Author Topic: Op:mia/op3 Programming Concepts  (Read 1458 times)

Offline leeor_net

  • Administrator
  • Hero Member
  • *****
  • Posts: 2350
  • OPHD Lead Developer
    • LairWorks Entertainment
Op:mia/op3 Programming Concepts
« on: November 12, 2005, 10:23:40 AM »
Well, I've been pondering something and it turns out that my idea is actually rather complex.

For OP:MIA, I want to use a similar concept that I had come up with for OP3's Input Module Design. Essentially, I want to create a class (we'll call it cInput here) that handles all of the input processing. However, as it is a class and I don't want it to be programmed specifically for OP:MIA/OP3 and I want it to be general. Essentially, I want it to provide an interface in which the host/core program looks at a 'queue' of sorts provided by cInput (let's call it cInput::InputQueue(); which is a function that returns an array of input events). Each input 'event' essentially describes what type of input it is (e.g., KEYBOARD, MOUSE, JOYSTICK, etc.). It then says why is contained in the event (e.g., for an event of type KEYBOARD we will have whether a key has been pressed or released and what particular key it is such as 'A', 'B', '5', 'ENTER' and so on). The core will look at the first item in this list and then determine what to do with it. After it has read the event, it then flags cInput to tell it that it has read the most current 'event' using the function cInput::EventPop(); (the function tells cInput to remove the first event in the list).

cInput looks at all incoming input and then generates a list. Essentially it creates a list of input events each of which follow the last event that occured. As new events occur, they are added to the end of the list in the order in which they are caught. The Core/Host program signals cInput to remove events from the front of the list as they have already been recieved.

The question is, I've noticed that this system is very similar to what Win32 does with its event driven system. It's a LOT faster as a lot of the information associated with input is not present. It just says what's being pressed, what's not, mouse movements etc.
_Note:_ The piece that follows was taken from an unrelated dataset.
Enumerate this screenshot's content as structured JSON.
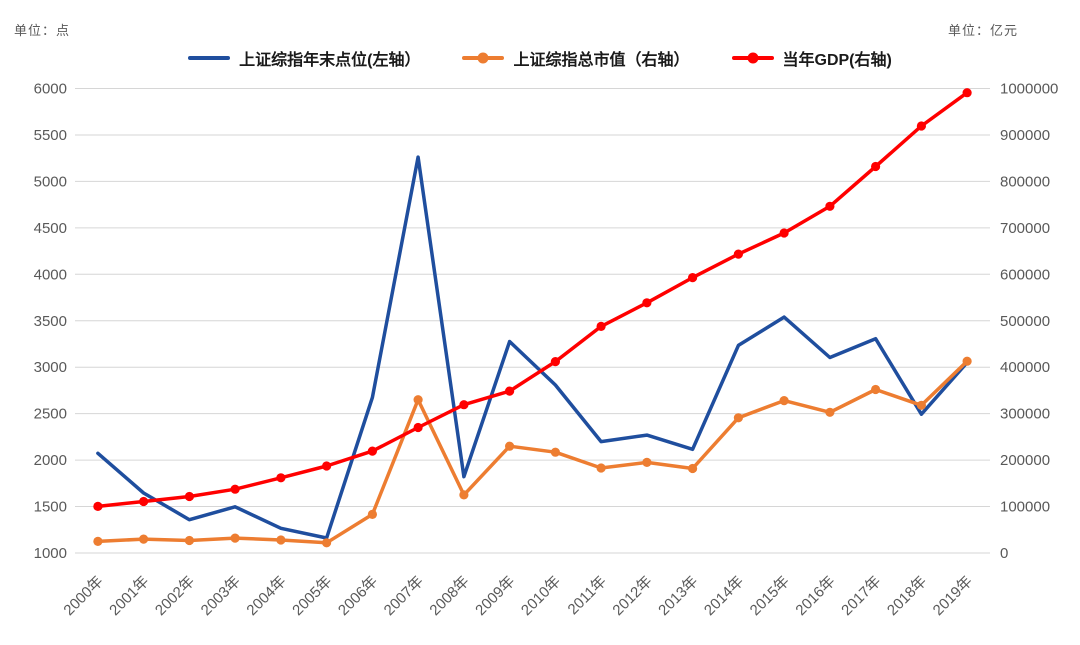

The question is, what's the best listing method for this type of system? Should I use linked lists? An internal array that can only hold so many items? Some sort of memory buffer?

I want to create cInput to be as independant of the rest of the system as possible so that it could be plugged into another program/application/game/whatever. I also want it to be extremely fast so that's why there won't be any sort of translate/dispatch crap and most of the extra information about a keypress/mouseclick/whatever has been simply sheared away. I just want very basic information setup in the list.
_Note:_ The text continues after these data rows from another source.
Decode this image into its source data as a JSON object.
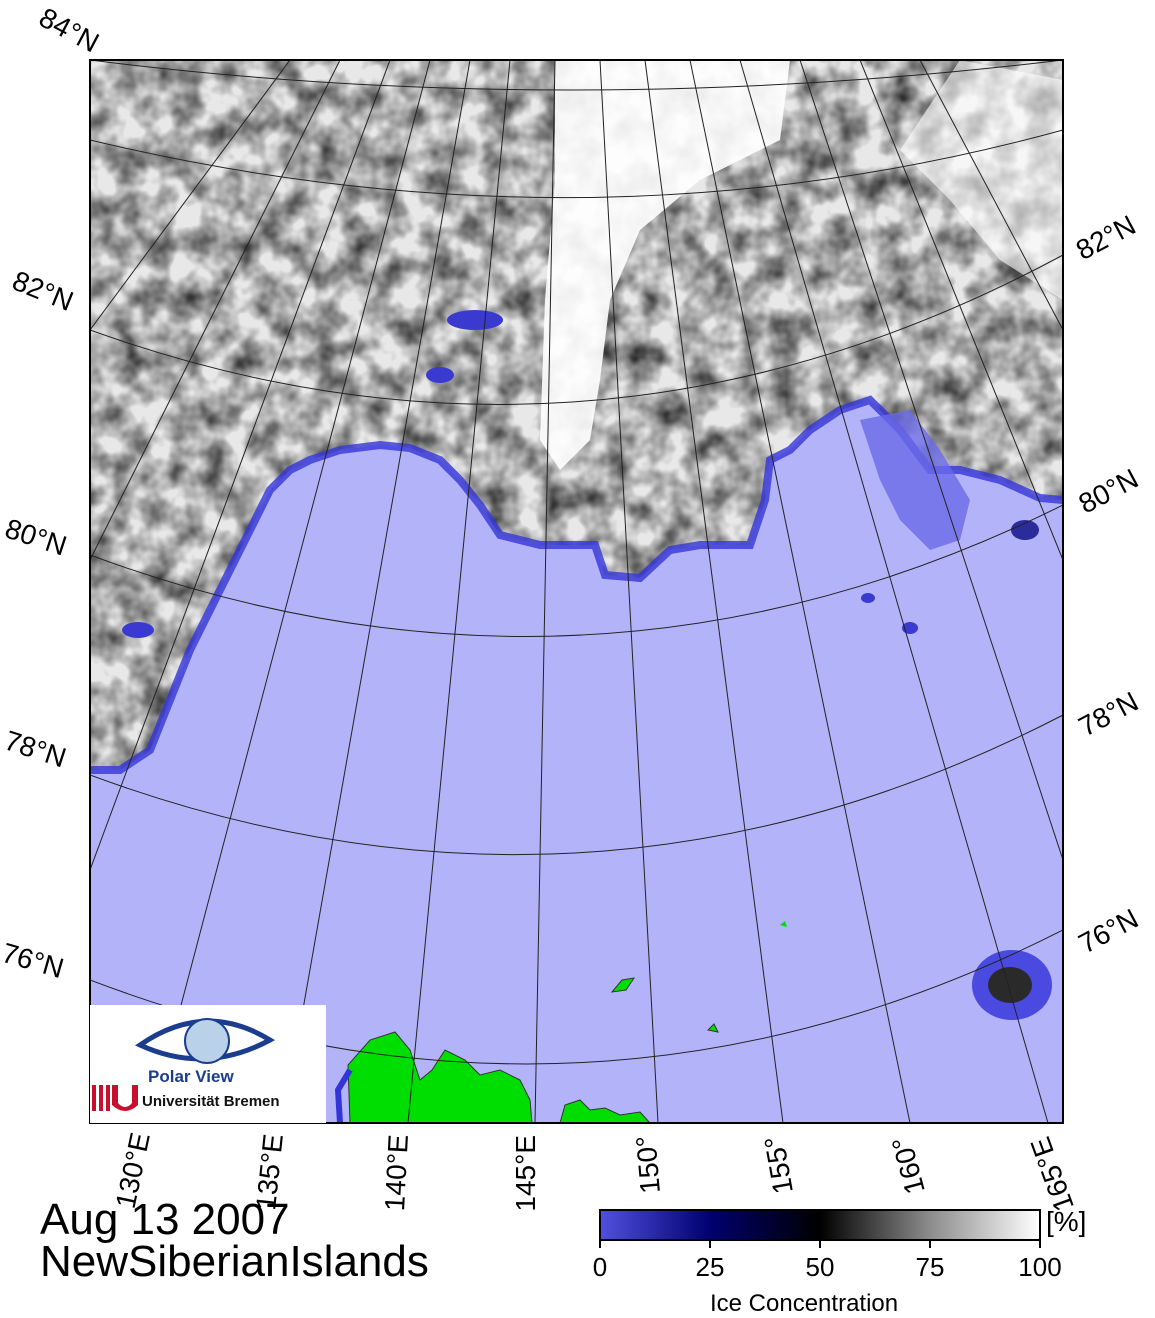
{
  "map": {
    "date": "Aug 13 2007",
    "region": "NewSiberianIslands",
    "lat_labels_left": [
      "84°N",
      "82°N",
      "80°N",
      "78°N",
      "76°N"
    ],
    "lat_labels_right": [
      "82°N",
      "80°N",
      "78°N",
      "76°N"
    ],
    "lon_labels": [
      "130°E",
      "135°E",
      "140°E",
      "145°E",
      "150°",
      "155°",
      "160°",
      "165°E"
    ]
  },
  "colorbar": {
    "title": "Ice Concentration",
    "unit": "[%]",
    "ticks": [
      "0",
      "25",
      "50",
      "75",
      "100"
    ],
    "colors": [
      "#6a6af0",
      "#000070",
      "#000000",
      "#808080",
      "#ffffff"
    ]
  },
  "logo": {
    "title": "Polar View",
    "institution": "Universität Bremen"
  },
  "colors": {
    "open_water": "#b3b3fa",
    "land": "#00dd00",
    "ice_edge": "#3a3ae0"
  }
}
Also, I figure that by using a list of some sort, input from the user that may be happening but the system is unable to respond to at that very moment in time (for instance, the user has pressed and released a key before a frame has finished being rendered) will still be in the queue waiting to be processed by the core making the input very responsive (as cInput will probably be running in its own thread and whatnot).

I don't know if I'm clear but feedback would be great.
 

Offline Hooman

  • Administrator
  • Hero Member
  • *****
  • Posts: 4954
Op:mia/op3 Programming Concepts
« Reply #1 on: November 13, 2005, 10:58:49 PM »
Quote
The question is, I've noticed that this system is very similar to what Win32 does with its event driven system. It's a LOT faster as a lot of the information associated with input is not present. It just says what's being pressed, what's not, mouse movements etc.
What is a lot faster? And why?


Quote
The question is, what's the best listing method for this type of system? Should I use linked lists? An internal array that can only hold so many items? Some sort of memory buffer?
Be careful with the linked list idea. You'll want to avoid frequent memory allocation and deallocation. This can be a rather slow process. To get around this, you can either allocate memory for a bunch of nodes at once (i.e. allocate an array of nodes) or, have each node hold an array of data elements. In either case, you're essentially holding a pool of allocated memory to store data into as it appears without having to call memory allocation routines for each new input event. You can also avoid call memory deallocation routines every time an input event is poped. Although, I should point out that the STL linked lists may already do this sort of thing by default, to an extent. Just make sure to keep an eye on memory allocation, and if you're keeping a pool of unused nodes, make sure it's quick and easy to maintain it. If you're spending a lot of time keeping track of allocated nodes, you might as well have let the memory system do it for you.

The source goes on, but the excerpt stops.